Adding to Mr. Obama's problems is his close association with Rev. Jeremiah Wright Jr., whose anti-American rantings are the kind of thing routinely said by the far left.
For whatever reason, Mr. Obama has failed to do what Mr. Clinton did in 1992 – run as a “new” Democrat who favors some conservative policies (ending welfare as we know it, supporting free trade, criticizing the “butchers of Beijing,” and famously criticizing Sister Souljah).
Since Mr. Obama's record reveals him to be a doctrinaire liberal, he dismisses ideological labels as simplistic, misleading and outmoded. When asked if he's comfortable with the liberal label, he says, “This is what I would call old politics. This is the stuff we're trying to get rid of . . . Those old categories don't work, and they're preventing us from solving problems.”
In fact, “liberal” and “conservative” can be useful (if incomplete) monikers – a shorthand way of describing where an individual stands on issues and, as importantly, their political philosophy. They are an indicator of a person's underlying assumptions, the propositions they embrace or reject. Mr. Obama's effort to present himself as a post-ideological figure is an effort to avoid an important national debate. And John McCain should not let Mr. Obama (assuming he wins the Democratic nomination) get away with it.
But because the political environment and challenges facing America have changed significantly since Ronald Reagan was president, it will not be enough for Mr. McCain to invoke the word “liberal” against Mr. Obama. Mr. McCain needs to present a compelling case on the foundational beliefs that divide liberalism and conservatism – on matters like the size and role of government, competition and accountability in education, health care, and whether higher taxes encourage or retard economic growth. Mr. McCain also needs to force a debate on the proper role of the judiciary, the protection owed to unborn children and the rights owed to unlawful enemy combatants, and whether promoting liberty should be a central aim of American foreign policy in combating militant Islam.
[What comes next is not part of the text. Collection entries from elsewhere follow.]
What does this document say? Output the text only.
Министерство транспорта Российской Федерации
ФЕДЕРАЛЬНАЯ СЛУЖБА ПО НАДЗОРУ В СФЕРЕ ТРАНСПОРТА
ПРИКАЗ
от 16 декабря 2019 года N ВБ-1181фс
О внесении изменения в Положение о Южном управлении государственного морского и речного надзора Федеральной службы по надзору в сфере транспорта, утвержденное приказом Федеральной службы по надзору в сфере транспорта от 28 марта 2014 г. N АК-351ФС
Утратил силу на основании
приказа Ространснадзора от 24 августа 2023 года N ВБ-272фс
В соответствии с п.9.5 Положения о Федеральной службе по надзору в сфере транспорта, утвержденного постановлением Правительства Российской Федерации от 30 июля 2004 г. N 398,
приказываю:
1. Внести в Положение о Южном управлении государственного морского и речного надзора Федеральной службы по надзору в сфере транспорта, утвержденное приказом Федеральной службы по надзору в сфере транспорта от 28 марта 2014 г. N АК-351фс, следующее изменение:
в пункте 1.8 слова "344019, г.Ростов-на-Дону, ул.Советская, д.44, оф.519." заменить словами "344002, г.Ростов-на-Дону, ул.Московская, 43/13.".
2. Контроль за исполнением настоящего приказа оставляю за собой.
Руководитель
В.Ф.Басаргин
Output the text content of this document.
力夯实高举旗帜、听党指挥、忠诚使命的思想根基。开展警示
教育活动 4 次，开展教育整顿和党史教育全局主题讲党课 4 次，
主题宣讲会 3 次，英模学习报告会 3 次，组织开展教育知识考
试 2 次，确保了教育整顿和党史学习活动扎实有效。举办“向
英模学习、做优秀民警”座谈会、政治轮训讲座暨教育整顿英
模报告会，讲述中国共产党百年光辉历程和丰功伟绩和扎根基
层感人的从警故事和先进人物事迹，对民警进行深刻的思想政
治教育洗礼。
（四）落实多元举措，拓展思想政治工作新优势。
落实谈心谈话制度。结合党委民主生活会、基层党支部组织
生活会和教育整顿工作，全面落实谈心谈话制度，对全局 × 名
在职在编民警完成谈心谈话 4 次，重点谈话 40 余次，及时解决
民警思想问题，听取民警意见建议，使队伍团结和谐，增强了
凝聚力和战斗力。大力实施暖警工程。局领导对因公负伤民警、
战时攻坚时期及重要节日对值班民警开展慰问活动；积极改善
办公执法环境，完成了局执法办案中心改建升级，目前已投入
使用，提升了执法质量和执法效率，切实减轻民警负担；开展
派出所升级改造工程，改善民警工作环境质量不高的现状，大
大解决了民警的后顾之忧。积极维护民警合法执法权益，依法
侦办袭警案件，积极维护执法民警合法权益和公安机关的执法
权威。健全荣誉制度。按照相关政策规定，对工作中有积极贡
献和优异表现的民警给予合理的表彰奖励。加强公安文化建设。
Mr. McCain needs to become an educator-in-chief on matters of political philosophy. He won't be able to fulfill that role nearly as well as Reagan, who was a philosophical conservative in the way that Mr. McCain (and most other Republican politicians) is not. And Mr. McCain himself has, until now, been sui generis on matters of conservatism. His challenge is to make his case well enough to convince Americans not only that Mr. Obama is a liberal, but that having a liberal in the White House would do real damage to our country.
Mr. McCain has overcome harder challenges than this one.
— Mr. Wehner, a former deputy assistant to President George W. Bush, is a senior fellow at the Ethics and Public Policy Center.